Die Grundlage dieser Studien bilden Fragebogendaten, die die Akkulturationsorientierung auf Einstellungsebene erheben und sich dabei meist auf schwer interpretierbare Doppelfragen (»twobarrelled- questions«) stützen. Im theoretischen Teil der vorliegenden Studie wurden Schwachpunkte an dieser Methodik und an den damit erzielten Ergebnissen erläutert.
Aufgrund dieser Kritik wurde ein Erhebungsinstrument für Akkulturationsorientierung und Bewältigungsformen in migrationsbezogenen Alltagssituationen erprobt, das eine möglichst verhaltensnahe und konkrete Erfassung bei Migranten und Einheimischen ermöglicht. Die Ergebnisse mit diesem Instrument wurden mit denen der etablierten Erhebungsmethoden verglichen.
5.1 Die tïrkischstmmigen Migranten
Integration als Idealvorstellung – Assimilation als dominante Verhaltensorientierung In der vorliegenden Studie wurde eine Migrantenstichprobe untersucht, die nicht als repräsentativ für türkischstämmige Migranten in Deutschland gelten kann. Der Bildungsstand und die Deutschkompetenzen liegen über dem Durchschnitt der türkischstämmigen Migranten. Es handelt sich dabei um Personen, die erfolgreich das deutsche Bildungssystem durchlaufen haben und nach umgangssprachlichen Maßstäben gut integriert sind bzw. durch den erfolgreichen Schulabschluss zumindest einen Indikator für einen positiven Akkulturationsverlauf aufweisen. Damit wurde gezielt ein Personenkreis untersucht, der günstige Voraussetzungen für die Bewältigung der Akkulturationsanforderungen aufweist.

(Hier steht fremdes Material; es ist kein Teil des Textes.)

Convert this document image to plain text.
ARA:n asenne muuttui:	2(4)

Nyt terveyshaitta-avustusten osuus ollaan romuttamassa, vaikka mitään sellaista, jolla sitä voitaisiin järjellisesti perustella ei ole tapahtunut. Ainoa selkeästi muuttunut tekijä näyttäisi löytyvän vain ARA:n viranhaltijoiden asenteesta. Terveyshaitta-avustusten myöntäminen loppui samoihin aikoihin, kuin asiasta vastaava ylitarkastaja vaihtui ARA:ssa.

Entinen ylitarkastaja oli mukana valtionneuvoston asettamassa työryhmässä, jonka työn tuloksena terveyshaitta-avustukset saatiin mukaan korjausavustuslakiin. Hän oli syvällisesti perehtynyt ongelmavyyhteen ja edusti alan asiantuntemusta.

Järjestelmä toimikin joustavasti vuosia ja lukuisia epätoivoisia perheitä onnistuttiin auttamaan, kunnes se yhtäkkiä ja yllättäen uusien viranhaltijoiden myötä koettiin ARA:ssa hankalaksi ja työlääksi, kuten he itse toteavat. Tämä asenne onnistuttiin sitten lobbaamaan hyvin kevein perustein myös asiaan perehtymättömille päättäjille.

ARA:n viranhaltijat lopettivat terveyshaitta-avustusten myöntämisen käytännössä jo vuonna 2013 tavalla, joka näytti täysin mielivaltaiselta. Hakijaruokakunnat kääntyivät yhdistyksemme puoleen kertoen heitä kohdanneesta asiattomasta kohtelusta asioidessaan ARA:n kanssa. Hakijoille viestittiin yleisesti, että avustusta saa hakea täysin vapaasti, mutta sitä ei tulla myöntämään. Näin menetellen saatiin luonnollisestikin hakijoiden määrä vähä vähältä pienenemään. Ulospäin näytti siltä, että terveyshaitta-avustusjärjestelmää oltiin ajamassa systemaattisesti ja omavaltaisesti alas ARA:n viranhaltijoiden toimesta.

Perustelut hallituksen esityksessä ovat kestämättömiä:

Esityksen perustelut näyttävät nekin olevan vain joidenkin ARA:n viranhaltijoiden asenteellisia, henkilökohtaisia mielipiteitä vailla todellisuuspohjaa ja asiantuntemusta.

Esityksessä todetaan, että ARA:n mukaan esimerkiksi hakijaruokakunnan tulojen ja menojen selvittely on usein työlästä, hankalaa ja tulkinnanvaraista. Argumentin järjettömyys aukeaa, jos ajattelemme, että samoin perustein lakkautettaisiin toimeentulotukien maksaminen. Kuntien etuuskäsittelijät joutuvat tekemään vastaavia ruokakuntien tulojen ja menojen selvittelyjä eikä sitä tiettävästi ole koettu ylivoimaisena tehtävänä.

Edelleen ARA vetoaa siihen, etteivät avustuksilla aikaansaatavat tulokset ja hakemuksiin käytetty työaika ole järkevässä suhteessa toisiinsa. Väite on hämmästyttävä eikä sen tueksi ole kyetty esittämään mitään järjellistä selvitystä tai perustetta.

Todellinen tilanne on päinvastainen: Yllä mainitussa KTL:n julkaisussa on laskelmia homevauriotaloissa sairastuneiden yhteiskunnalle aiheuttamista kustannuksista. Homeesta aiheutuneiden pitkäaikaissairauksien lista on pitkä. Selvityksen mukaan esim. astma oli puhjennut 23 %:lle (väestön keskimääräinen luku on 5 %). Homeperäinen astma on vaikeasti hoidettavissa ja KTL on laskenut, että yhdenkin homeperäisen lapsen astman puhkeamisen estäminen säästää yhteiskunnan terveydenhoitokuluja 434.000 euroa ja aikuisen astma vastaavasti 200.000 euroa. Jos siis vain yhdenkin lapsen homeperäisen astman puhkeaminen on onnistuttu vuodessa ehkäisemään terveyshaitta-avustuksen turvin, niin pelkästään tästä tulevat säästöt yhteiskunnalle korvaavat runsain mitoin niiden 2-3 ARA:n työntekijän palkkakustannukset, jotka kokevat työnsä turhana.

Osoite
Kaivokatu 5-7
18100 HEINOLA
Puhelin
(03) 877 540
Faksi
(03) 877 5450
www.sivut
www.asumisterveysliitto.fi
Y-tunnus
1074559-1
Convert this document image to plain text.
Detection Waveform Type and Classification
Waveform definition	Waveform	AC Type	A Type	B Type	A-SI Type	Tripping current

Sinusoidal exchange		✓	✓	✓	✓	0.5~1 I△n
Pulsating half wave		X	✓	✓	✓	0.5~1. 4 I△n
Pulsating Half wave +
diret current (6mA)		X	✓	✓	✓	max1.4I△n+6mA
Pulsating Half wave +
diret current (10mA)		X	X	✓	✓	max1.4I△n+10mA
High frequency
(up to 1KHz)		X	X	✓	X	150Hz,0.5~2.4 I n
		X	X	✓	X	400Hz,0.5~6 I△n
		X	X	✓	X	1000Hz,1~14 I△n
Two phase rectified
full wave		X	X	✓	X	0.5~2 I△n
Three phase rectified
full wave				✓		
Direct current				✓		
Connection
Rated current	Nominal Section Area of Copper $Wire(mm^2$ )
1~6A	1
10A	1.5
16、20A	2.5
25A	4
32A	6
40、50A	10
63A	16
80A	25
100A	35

Die Interviews zeigen, dass die überwältigende Mehrheit (92 %) dieser Migranten auf der Ebene der Verhaltensplanung eine starke Tendenz zur Assimilation aufweist. Auf der Ebene der Reflexion entsprechen die von den Migranten ausgesprochenen Gedanken immerhin bei der Hälfte denen von Deutschen. Für knapp ein Drittel dominiert das türkische Orientierungssystem die Abwägungen. Bei rund 20 % der Migranten lassen sich die Reflexionen zu gleichen Teilen dem türkischen und dem deutschen Orientierungssystem zuordnen. Damit kann mit den Interviews der bisherige Forschungsstand zur Dominanz der Integrationsorientierung bei Migranten, die sich auch in der hier vorgenommenen Fragebogenerhebung wiederfindet, nicht bestätigt werden.
Das nahezu vollständige Fehlen von integrativen Verhaltensplänen für die vorgegebenen Situationen lässt Zweifel aufkommen, ob das von Berry und Bourhis beschriebene Verständnis von Integration auf der Verhaltensebene überhaupt eine häufige Realisierung findet, oder ob es sich dabei letztlich um eine Idealvorstellung von Akkulturation handelt, die für die Migranten eine kognitive Bewältigungsstrategie der Anpassungsanforderungen darstellt: Die Migranten gewinnen Sicherheit aus der Überzeugung, sich nicht vollständig anpassen zu müssen, sondern vertraute Facetten der eigenen Identität beibehalten zu können."